Ainsi n’irions nous pas de cette sorte d’apocalypse dans laquelle nous nous débattons, vers le « fiat lux » dont on croit qu’il est celui de l’origine alors qu’il serait justement à venir, porté par cette évolution ?

Vers un Homme dont la conscience pourrait-être la finalité… cosmique ? pourquoi pas.

Gilbert Julien Bresson, Psychothérapeute
Cause de Clerans (Bergerac) France
Membre de Psycho-Ressources
http://www.psycho-ressources.com/gilbert-j-bresson.html

Qui est Michel Onfray ?

Michel Onfray est un philosophe français, né le 1er janvier 1959 à Argentan (Orne) qui défend une vision du monde hédoniste et athée. Il défend une pensée principalement influencée par des philosophes tels que Nietzsche, Épicure, par l’école cynique, par le matérialisme français et par l’anarchisme individualiste.

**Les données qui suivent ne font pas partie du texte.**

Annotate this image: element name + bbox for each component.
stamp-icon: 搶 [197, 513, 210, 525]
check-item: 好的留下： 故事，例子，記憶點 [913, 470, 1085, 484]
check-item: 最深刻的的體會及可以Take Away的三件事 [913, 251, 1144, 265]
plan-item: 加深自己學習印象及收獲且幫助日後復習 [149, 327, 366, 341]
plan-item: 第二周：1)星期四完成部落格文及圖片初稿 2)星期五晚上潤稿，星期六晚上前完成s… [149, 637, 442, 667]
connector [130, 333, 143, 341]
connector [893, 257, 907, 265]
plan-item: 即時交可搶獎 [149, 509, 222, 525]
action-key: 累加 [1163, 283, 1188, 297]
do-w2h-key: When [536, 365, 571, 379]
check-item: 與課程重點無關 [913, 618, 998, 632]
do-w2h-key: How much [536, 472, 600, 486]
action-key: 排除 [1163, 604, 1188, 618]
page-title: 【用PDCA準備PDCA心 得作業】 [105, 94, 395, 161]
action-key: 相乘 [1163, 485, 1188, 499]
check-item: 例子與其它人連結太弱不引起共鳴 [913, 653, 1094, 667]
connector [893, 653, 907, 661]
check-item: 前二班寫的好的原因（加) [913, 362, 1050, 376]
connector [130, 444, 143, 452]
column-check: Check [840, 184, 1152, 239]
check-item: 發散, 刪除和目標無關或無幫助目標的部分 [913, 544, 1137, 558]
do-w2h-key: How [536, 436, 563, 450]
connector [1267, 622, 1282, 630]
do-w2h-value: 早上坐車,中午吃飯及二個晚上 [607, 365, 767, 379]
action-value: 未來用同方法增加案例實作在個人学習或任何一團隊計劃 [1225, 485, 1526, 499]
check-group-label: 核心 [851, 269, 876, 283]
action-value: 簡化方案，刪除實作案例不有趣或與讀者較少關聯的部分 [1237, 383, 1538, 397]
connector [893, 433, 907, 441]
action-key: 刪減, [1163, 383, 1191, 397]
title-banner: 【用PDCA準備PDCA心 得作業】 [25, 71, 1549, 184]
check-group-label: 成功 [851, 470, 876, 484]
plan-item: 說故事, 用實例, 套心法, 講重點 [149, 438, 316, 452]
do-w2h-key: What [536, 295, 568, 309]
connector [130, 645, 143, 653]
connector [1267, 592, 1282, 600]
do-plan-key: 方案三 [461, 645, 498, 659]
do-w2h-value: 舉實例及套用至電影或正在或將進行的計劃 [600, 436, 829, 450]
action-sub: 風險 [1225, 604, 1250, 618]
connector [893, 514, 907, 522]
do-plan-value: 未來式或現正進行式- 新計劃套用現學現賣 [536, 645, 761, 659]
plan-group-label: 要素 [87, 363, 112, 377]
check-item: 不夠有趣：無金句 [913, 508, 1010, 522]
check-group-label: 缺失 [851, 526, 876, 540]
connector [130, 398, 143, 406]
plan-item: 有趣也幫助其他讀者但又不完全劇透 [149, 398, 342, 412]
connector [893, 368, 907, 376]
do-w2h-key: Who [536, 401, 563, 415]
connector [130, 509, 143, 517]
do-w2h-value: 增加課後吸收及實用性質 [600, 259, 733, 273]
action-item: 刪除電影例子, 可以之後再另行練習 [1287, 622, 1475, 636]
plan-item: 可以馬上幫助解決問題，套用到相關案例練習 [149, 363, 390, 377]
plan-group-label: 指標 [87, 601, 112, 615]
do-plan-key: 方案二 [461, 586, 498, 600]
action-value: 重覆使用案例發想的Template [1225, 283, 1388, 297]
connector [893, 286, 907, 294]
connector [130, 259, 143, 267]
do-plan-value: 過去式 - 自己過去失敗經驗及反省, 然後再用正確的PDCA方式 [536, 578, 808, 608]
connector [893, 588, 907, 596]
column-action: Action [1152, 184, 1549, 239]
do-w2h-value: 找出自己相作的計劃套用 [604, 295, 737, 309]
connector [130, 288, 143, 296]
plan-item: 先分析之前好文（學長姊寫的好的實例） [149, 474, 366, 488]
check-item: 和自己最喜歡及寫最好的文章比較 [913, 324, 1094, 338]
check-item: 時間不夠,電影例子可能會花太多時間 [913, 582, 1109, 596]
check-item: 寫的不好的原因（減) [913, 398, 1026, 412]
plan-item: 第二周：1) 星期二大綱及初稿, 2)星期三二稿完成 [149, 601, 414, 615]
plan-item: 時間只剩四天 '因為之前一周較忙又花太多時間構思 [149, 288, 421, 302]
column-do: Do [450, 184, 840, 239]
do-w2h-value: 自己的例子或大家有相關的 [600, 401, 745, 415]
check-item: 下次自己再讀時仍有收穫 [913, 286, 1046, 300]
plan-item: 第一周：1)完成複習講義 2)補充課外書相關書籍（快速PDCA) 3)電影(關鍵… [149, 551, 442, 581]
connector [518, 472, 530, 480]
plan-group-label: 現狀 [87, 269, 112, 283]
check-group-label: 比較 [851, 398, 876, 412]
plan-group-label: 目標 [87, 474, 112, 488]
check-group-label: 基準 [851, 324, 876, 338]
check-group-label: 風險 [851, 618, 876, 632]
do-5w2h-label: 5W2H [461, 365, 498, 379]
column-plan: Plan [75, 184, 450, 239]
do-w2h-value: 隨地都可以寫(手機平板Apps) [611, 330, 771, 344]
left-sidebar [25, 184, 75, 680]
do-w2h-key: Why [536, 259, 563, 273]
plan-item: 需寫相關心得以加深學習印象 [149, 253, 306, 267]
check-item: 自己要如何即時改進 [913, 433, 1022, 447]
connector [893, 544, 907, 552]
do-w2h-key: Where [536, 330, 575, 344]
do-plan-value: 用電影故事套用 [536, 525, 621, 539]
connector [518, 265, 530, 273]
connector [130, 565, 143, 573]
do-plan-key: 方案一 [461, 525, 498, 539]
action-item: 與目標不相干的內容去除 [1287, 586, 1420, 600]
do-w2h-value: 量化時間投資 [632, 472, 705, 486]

Michel Onfray emprunte à la pensée nietzschéenne sa vision de l’Occident, de la morale et sa critique essentielle du christianisme. D’Aristippe de Cyrène, il retient le grand oui à la vie, l’hédonisme dynamique, la pulsion exacerbée, et la sagesse tragique des philosophes de Cyrène (ainsi que l’athéisme de certains, faisant fonctionner à plein régime l’arithmétique des plaisirs : un plaisir est mauvais s’il est suivi d’un déplaisir plus important, ou d’un trouble).

Michel Onfray se réclame également du postanarchisme. Il propose une pensée résolument matérialiste dont il fait l’éloge et la présentation dans différents domaines qui l’intéressent particulièrement : éthique et politique, usage ludique du corps, rapports amoureux, esthétique, etc., le tout étant regroupé sous la rubrique de la philosophie existentielle.